Angelika Schorer: Das Anwerben ist uns schon oft gelungen. Wir haben viele ausgebildete Kräfte aus Mexiko nach Bayern geholt. In ihrer Heimat ist der Fachkräftebedarf niedrig. Die bürokratischen Anerkennungsverfahren sind aber das Problem – sie sind sehr langwierig, manchmal dauern sie bis zu einem Jahr. Wir fordern, dass in den zuständigen Ämtern mehr Stellen geschaffen werden, um die Verfahren zu beschleunigen. Und das muss schnell passieren.
Wie viele Pflegekräfte haben Sie durch die einrichtungsbezogene Impfpflicht verloren?
Angelika Schorer: Zum Glück waren es nicht viele – aber jede und jeder Einzelne tut weh. Mehr als 90 Prozent der Mitarbeitenden in den Einrichtungen sind geimpft. Die einrichtungsbezogene sollte nur ein Vorbote der allgemeinen Impfpflicht sein. Das hat viele verärgert, sie fühlen sich hintergangen. Der Frust ist groß.
Auch in den Kitas fehlt das Personal, viele Einrichtungen müssen deswegen ihre Betreuungszeiten verkürzen.
Angelika Schorer: Und sie machen sich Sorgen, dass sie sich im Herbst wieder um die Abwicklung der Corona-Tests kümmern müssen. Das Testen ist wichtig und muss stattfinden, aber das Personal muss entlastet werden. Auch das ist eine unserer Forderungen. Wir brauchen weniger Bürokratie, einfachere Regeln, damit die Erzieherinnen Zeit für ihre eigentliche Arbeit – die Kinder – haben.
Der Rettungsdienst muss grade weite Anfahrtswege meistern, weil viele Notaufnahmen überlastet sind. Woran liegt das?
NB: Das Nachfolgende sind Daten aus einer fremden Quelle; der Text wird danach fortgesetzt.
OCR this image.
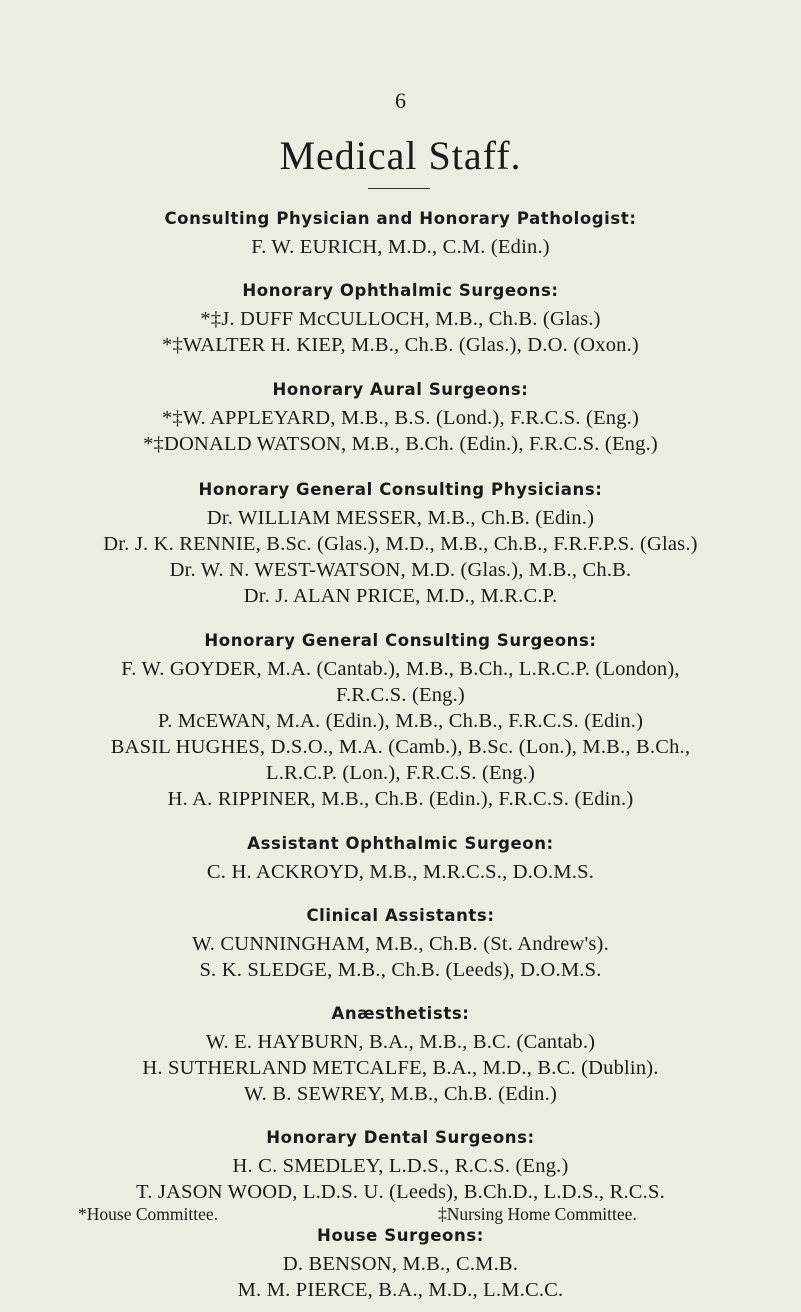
6
Medical Staff.
Consulting Physician and Honorary Pathologist:
F. W. EURICH, M.D., C.M. (Edin.)
Honorary Ophthalmic Surgeons:
*‡J. DUFF McCULLOCH, M.B., Ch.B. (Glas.)
*‡WALTER H. KIEP, M.B., Ch.B. (Glas.), D.O. (Oxon.)
Honorary Aural Surgeons:
*‡W. APPLEYARD, M.B., B.S. (Lond.), F.R.C.S. (Eng.)
*‡DONALD WATSON, M.B., B.Ch. (Edin.), F.R.C.S. (Eng.)
Honorary General Consulting Physicians:
Dr. WILLIAM MESSER, M.B., Ch.B. (Edin.)
Dr. J. K. RENNIE, B.Sc. (Glas.), M.D., M.B., Ch.B., F.R.F.P.S. (Glas.)
Dr. W. N. WEST-WATSON, M.D. (Glas.), M.B., Ch.B.
Dr. J. ALAN PRICE, M.D., M.R.C.P.
Honorary General Consulting Surgeons:
F. W. GOYDER, M.A. (Cantab.), M.B., B.Ch., L.R.C.P. (London),
F.R.C.S. (Eng.)
P. McEWAN, M.A. (Edin.), M.B., Ch.B., F.R.C.S. (Edin.)
BASIL HUGHES, D.S.O., M.A. (Camb.), B.Sc. (Lon.), M.B., B.Ch.,
L.R.C.P. (Lon.), F.R.C.S. (Eng.)
H. A. RIPPINER, M.B., Ch.B. (Edin.), F.R.C.S. (Edin.)
Assistant Ophthalmic Surgeon:
C. H. ACKROYD, M.B., M.R.C.S., D.O.M.S.
Clinical Assistants:
W. CUNNINGHAM, M.B., Ch.B. (St. Andrew's).
S. K. SLEDGE, M.B., Ch.B. (Leeds), D.O.M.S.
Anæsthetists:
W. E. HAYBURN, B.A., M.B., B.C. (Cantab.)
H. SUTHERLAND METCALFE, B.A., M.D., B.C. (Dublin).
W. B. SEWREY, M.B., Ch.B. (Edin.)
Honorary Dental Surgeons:
H. C. SMEDLEY, L.D.S., R.C.S. (Eng.)
T. JASON WOOD, L.D.S. U. (Leeds), B.Ch.D., L.D.S., R.C.S.
House Surgeons:
D. BENSON, M.B., C.M.B.
M. M. PIERCE, B.A., M.D., L.M.C.C.
*House Committee.	‡Nursing Home Committee.
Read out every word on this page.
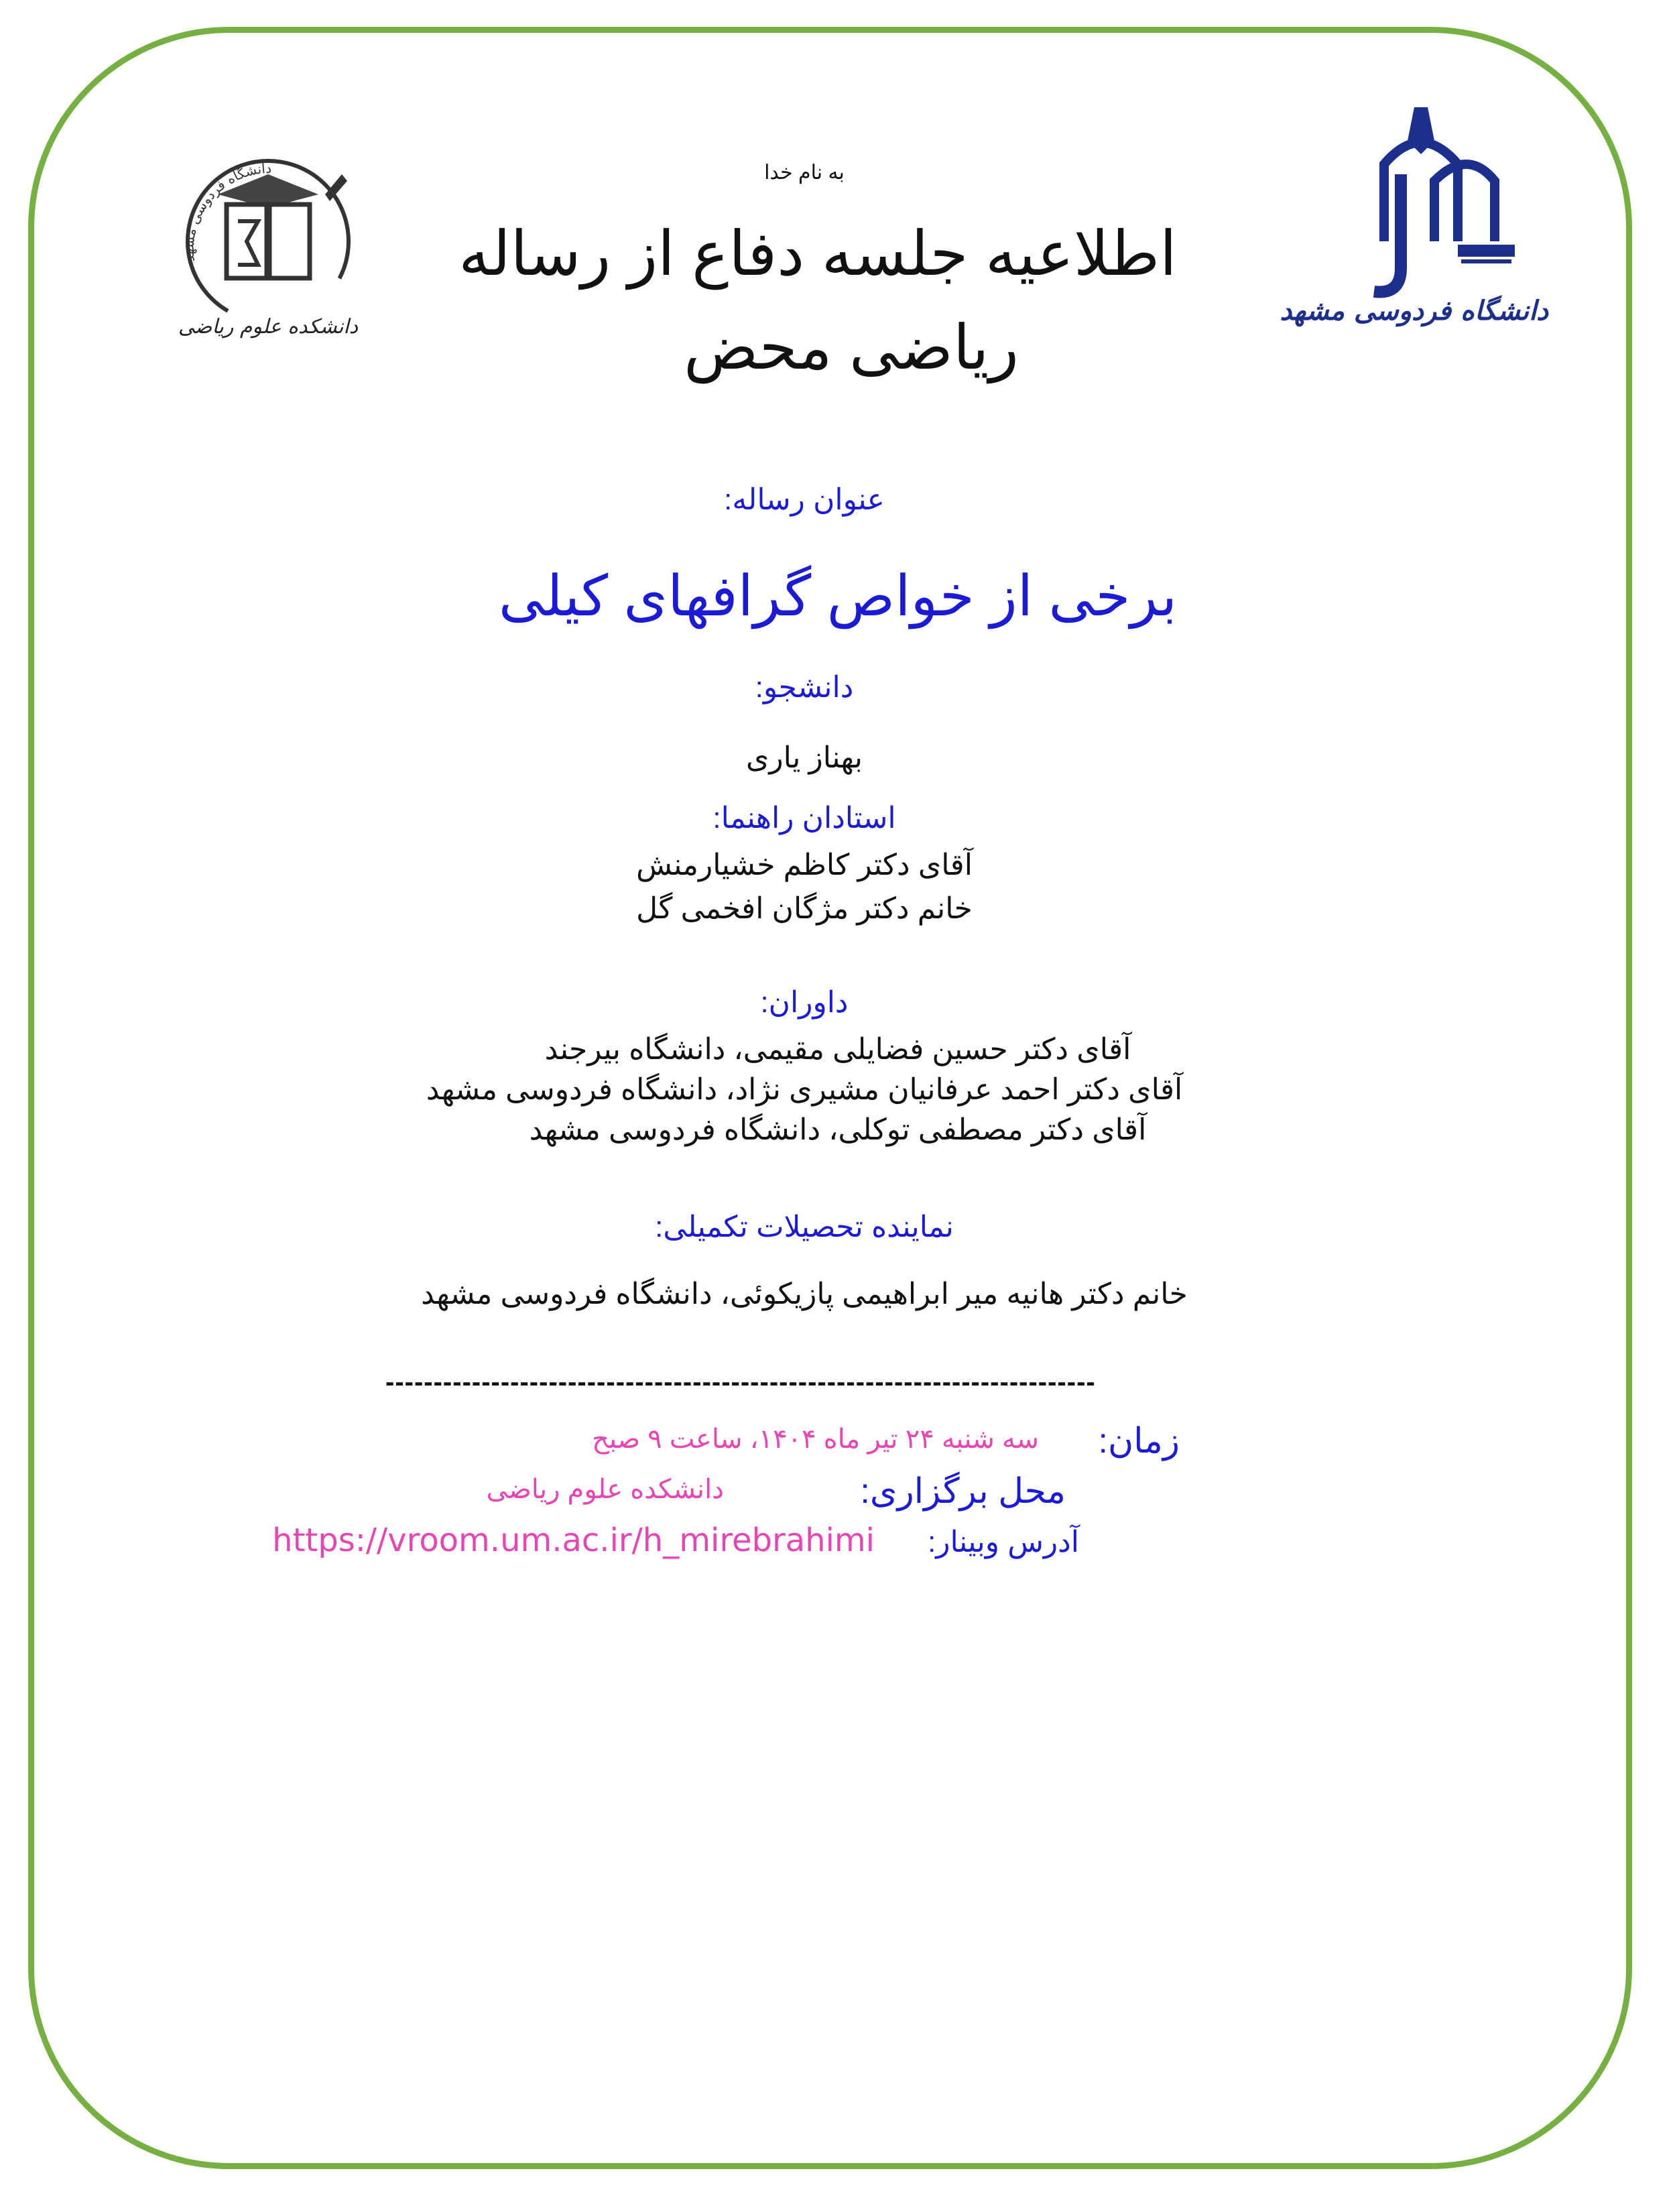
دانشگاه فردوسی مشهد
دانشکده علوم ریاضی
دانشگاه فردوسی مشهد
به نام خدا
اطلاعیه جلسه دفاع از رساله
ریاضی محض
عنوان رساله:
برخی از خواص گرافهای کیلی
دانشجو:
بهناز یاری
استادان راهنما:
آقای دکتر کاظم خشیارمنش
خانم دکتر مژگان افخمی گل
داوران:
آقای دکتر حسین فضایلی مقیمی، دانشگاه بیرجند
آقای دکتر احمد عرفانیان مشیری نژاد، دانشگاه فردوسی مشهد
آقای دکتر مصطفی توکلی، دانشگاه فردوسی مشهد
نماینده تحصیلات تکمیلی:
خانم دکتر هانیه میر ابراهیمی پازیکوئی، دانشگاه فردوسی مشهد
--------------------------------------------------------------------------
زمان:
سه شنبه ۲۴ تیر ماه ۱۴۰۴، ساعت ۹ صبح
محل برگزاری:
دانشکده علوم ریاضی
آدرس وبینار:
https://vroom.um.ac.ir/h_mirebrahimi
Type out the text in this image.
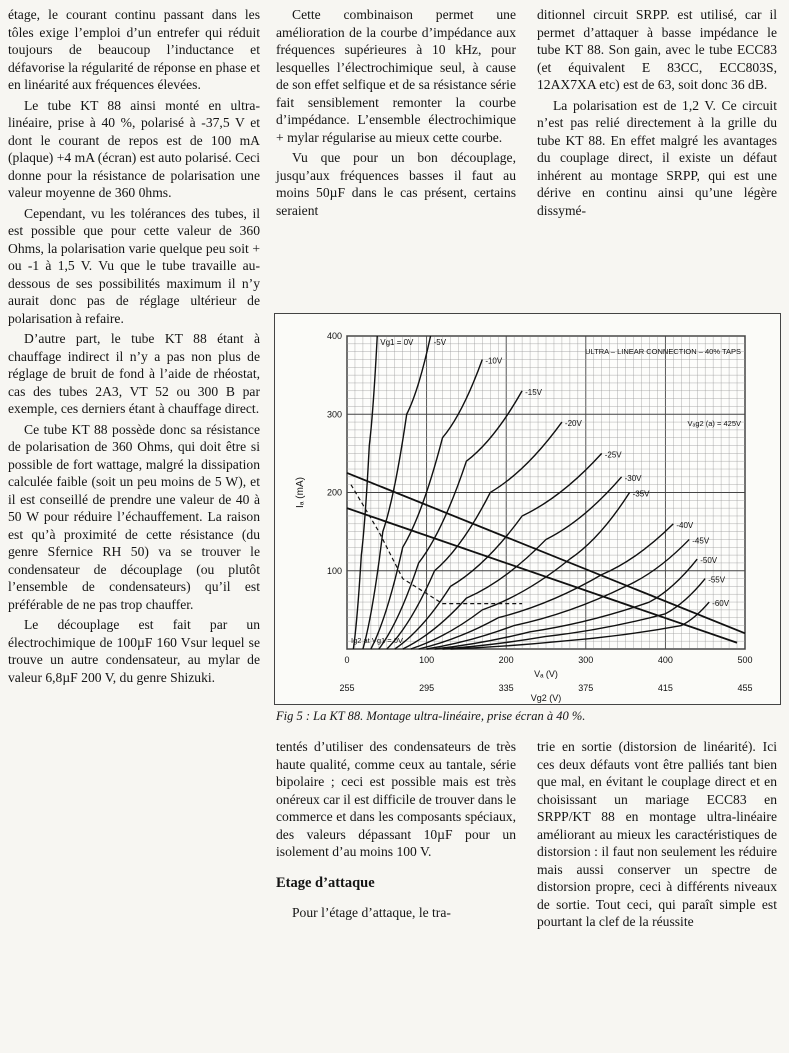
étage, le courant continu passant dans les tôles exige l’emploi d’un entrefer qui réduit toujours de beaucoup l’inductance et défavorise la régularité de réponse en phase et en linéarité aux fréquences élevées.

Le tube KT 88 ainsi monté en ultra-linéaire, prise à 40 %, polarisé à -37,5 V et dont le courant de repos est de 100 mA (plaque) +4 mA (écran) est auto polarisé. Ceci donne pour la résistance de polarisation une valeur moyenne de 360 0hms.

Cependant, vu les tolérances des tubes, il est possible que pour cette valeur de 360 Ohms, la polarisation varie quelque peu soit + ou -1 à 1,5 V. Vu que le tube travaille au-dessous de ses possibilités maximum il n’y aurait donc pas de réglage ultérieur de polarisation à refaire.

D’autre part, le tube KT 88 étant à chauffage indirect il n’y a pas non plus de réglage de bruit de fond à l’aide de rhéostat, cas des tubes 2A3, VT 52 ou 300 B par exemple, ces derniers étant à chauffage direct.

Ce tube KT 88 possède donc sa résistance de polarisation de 360 Ohms, qui doit être si possible de fort wattage, malgré la dissipation calculée faible (soit un peu moins de 5 W), et il est conseillé de prendre une valeur de 40 à 50 W pour réduire l’échauffement. La raison est qu’à proximité de cette résistance (du genre Sfernice RH 50) va se trouver le condensateur de découplage (ou plutôt l’ensemble de condensateurs) qu’il est préférable de ne pas trop chauffer.

Le découplage est fait par un électrochimique de 100µF 160 Vsur lequel se trouve un autre condensateur, au mylar de valeur 6,8µF 200 V, du genre Shizuki.

Cette combinaison permet une amélioration de la courbe d’impédance aux fréquences supérieures à 10 kHz, pour lesquelles l’électrochimique seul, à cause de son effet selfique et de sa résistance série fait sensiblement remonter la courbe d’impédance. L’ensemble électrochimique + mylar régularise au mieux cette courbe.

Vu que pour un bon découplage, jusqu’aux fréquences basses il faut au moins 50µF dans le cas présent, certains seraient

ditionnel circuit SRPP. est utilisé, car il permet d’attaquer à basse impédance le tube KT 88. Son gain, avec le tube ECC83 (et équivalent E 83CC, ECC803S, 12AX7XA etc) est de 63, soit donc 36 dB.

La polarisation est de 1,2 V. Ce circuit n’est pas relié directement à la grille du tube KT 88. En effet malgré les avantages du couplage direct, il existe un défaut inhérent au montage SRPP, qui est une dérive en continu ainsi qu’une légère dissymé-

Vg1 = 0V	-5V
-10V
-15V
-20V
-25V
-30V
-35V
-40V
-45V
-50V
-55V
-60V
0
255
100
295
200
335
300
375
400
415
500
455
100
200
300
400
Vₐ (V)
Vg2 (V)
Iₐ (mA)
ULTRA – LINEAR CONNECTION – 40% TAPS
Vₐg2 (a) = 425V
Ig2 at Vg1 = 0V
Fig 5 : La KT 88. Montage ultra-linéaire, prise écran à 40 %.

tentés d’utiliser des condensateurs de très haute qualité, comme ceux au tantale, série bipolaire ; ceci est possible mais est très onéreux car il est difficile de trouver dans le commerce et dans les composants spéciaux, des valeurs dépassant 10µF pour un isolement d’au moins 100 V.

Etage d’attaque

Pour l’étage d’attaque, le tra-

trie en sortie (distorsion de linéarité). Ici ces deux défauts vont être palliés tant bien que mal, en évitant le couplage direct et en choisissant un mariage ECC83 en SRPP/KT 88 en montage ultra-linéaire améliorant au mieux les caractéristiques de distorsion : il faut non seulement les réduire mais aussi conserver un spectre de distorsion propre, ceci à différents niveaux de sortie. Tout ceci, qui paraît simple est pourtant la clef de la réussite
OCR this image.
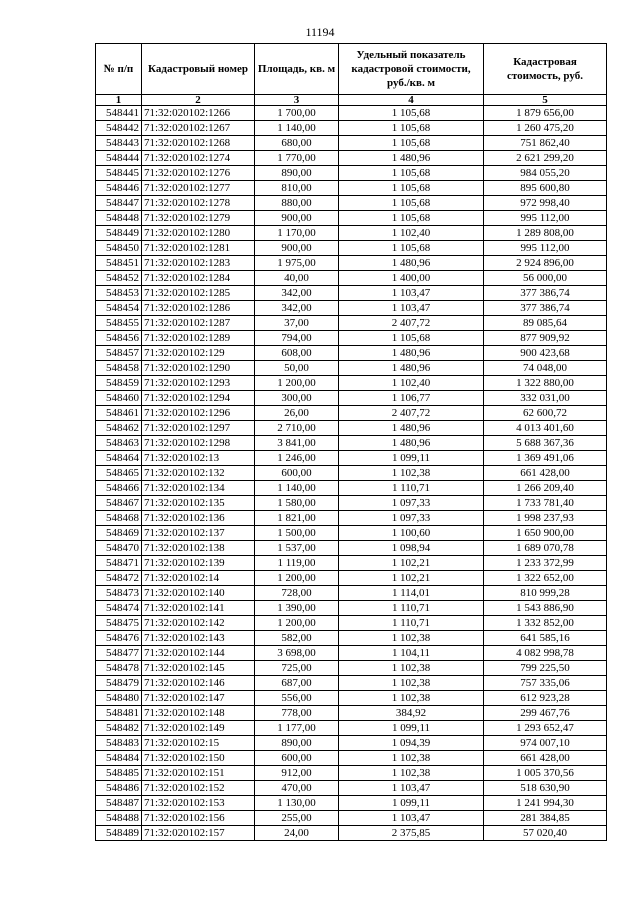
11194
№ п/п	Кадастровый номер	Площадь, кв. м	Удельный показатель кадастровой стоимости, руб./кв. м	Кадастровая стоимость, руб.
1	2	3	4	5
548441	71:32:020102:1266	1 700,00	1 105,68	1 879 656,00
548442	71:32:020102:1267	1 140,00	1 105,68	1 260 475,20
548443	71:32:020102:1268	680,00	1 105,68	751 862,40
548444	71:32:020102:1274	1 770,00	1 480,96	2 621 299,20
548445	71:32:020102:1276	890,00	1 105,68	984 055,20
548446	71:32:020102:1277	810,00	1 105,68	895 600,80
548447	71:32:020102:1278	880,00	1 105,68	972 998,40
548448	71:32:020102:1279	900,00	1 105,68	995 112,00
548449	71:32:020102:1280	1 170,00	1 102,40	1 289 808,00
548450	71:32:020102:1281	900,00	1 105,68	995 112,00
548451	71:32:020102:1283	1 975,00	1 480,96	2 924 896,00
548452	71:32:020102:1284	40,00	1 400,00	56 000,00
548453	71:32:020102:1285	342,00	1 103,47	377 386,74
548454	71:32:020102:1286	342,00	1 103,47	377 386,74
548455	71:32:020102:1287	37,00	2 407,72	89 085,64
548456	71:32:020102:1289	794,00	1 105,68	877 909,92
548457	71:32:020102:129	608,00	1 480,96	900 423,68
548458	71:32:020102:1290	50,00	1 480,96	74 048,00
548459	71:32:020102:1293	1 200,00	1 102,40	1 322 880,00
548460	71:32:020102:1294	300,00	1 106,77	332 031,00
548461	71:32:020102:1296	26,00	2 407,72	62 600,72
548462	71:32:020102:1297	2 710,00	1 480,96	4 013 401,60
548463	71:32:020102:1298	3 841,00	1 480,96	5 688 367,36
548464	71:32:020102:13	1 246,00	1 099,11	1 369 491,06
548465	71:32:020102:132	600,00	1 102,38	661 428,00
548466	71:32:020102:134	1 140,00	1 110,71	1 266 209,40
548467	71:32:020102:135	1 580,00	1 097,33	1 733 781,40
548468	71:32:020102:136	1 821,00	1 097,33	1 998 237,93
548469	71:32:020102:137	1 500,00	1 100,60	1 650 900,00
548470	71:32:020102:138	1 537,00	1 098,94	1 689 070,78
548471	71:32:020102:139	1 119,00	1 102,21	1 233 372,99
548472	71:32:020102:14	1 200,00	1 102,21	1 322 652,00
548473	71:32:020102:140	728,00	1 114,01	810 999,28
548474	71:32:020102:141	1 390,00	1 110,71	1 543 886,90
548475	71:32:020102:142	1 200,00	1 110,71	1 332 852,00
548476	71:32:020102:143	582,00	1 102,38	641 585,16
548477	71:32:020102:144	3 698,00	1 104,11	4 082 998,78
548478	71:32:020102:145	725,00	1 102,38	799 225,50
548479	71:32:020102:146	687,00	1 102,38	757 335,06
548480	71:32:020102:147	556,00	1 102,38	612 923,28
548481	71:32:020102:148	778,00	384,92	299 467,76
548482	71:32:020102:149	1 177,00	1 099,11	1 293 652,47
548483	71:32:020102:15	890,00	1 094,39	974 007,10
548484	71:32:020102:150	600,00	1 102,38	661 428,00
548485	71:32:020102:151	912,00	1 102,38	1 005 370,56
548486	71:32:020102:152	470,00	1 103,47	518 630,90
548487	71:32:020102:153	1 130,00	1 099,11	1 241 994,30
548488	71:32:020102:156	255,00	1 103,47	281 384,85
548489	71:32:020102:157	24,00	2 375,85	57 020,40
Angelika Schorer: Ein großes Problem ist, dass viele Menschen den Rettungsdienst rufen, die eigentlich in eine Arztpraxis müssten. Das führt zu 70 Prozent mehr Fehleinsätzen als noch vor Corona. Die Kassenärztliche Vereinigung muss die Öffnungszeiten in den Bereitschaftspraxen ausweiten – gerade jetzt, wo so viele Arztpraxen durch Corona-bedingte Ausfälle überlastet und urlaubsbedingt geschlossen sind. Es ist viel mehr Aufklärung nötig, dass die 112 wirklich nur für Notfälle gedacht ist. Die 116 117 ist für alle anderen Fälle – und offenbar noch nicht bekannt genug.
Fühlen sich viele BRK-Kräfte von der Politik alleingelassen?
Angelika Schorer: Sie wünschen sich mehr Rückhalt. Und natürlich mehr Anerkennung. Das höre ich immer wieder. Dabei geht es nicht nur um eine bessere Bezahlung. Die Arbeitsbedingungen müssen sich endlich verbessern. Bonuszahlungen und steuerliche Vergünstigungen helfen nicht mehr, wenn alle wochenlang an ihrer Belastungsgrenze arbeiten müssen. Es zermürbt viele Pflegekräfte, dass freie Betten aus Personalnot nicht belegt werden können. Viele wünschen sich mehr Handlungskompetenzen und weniger Bürokratie.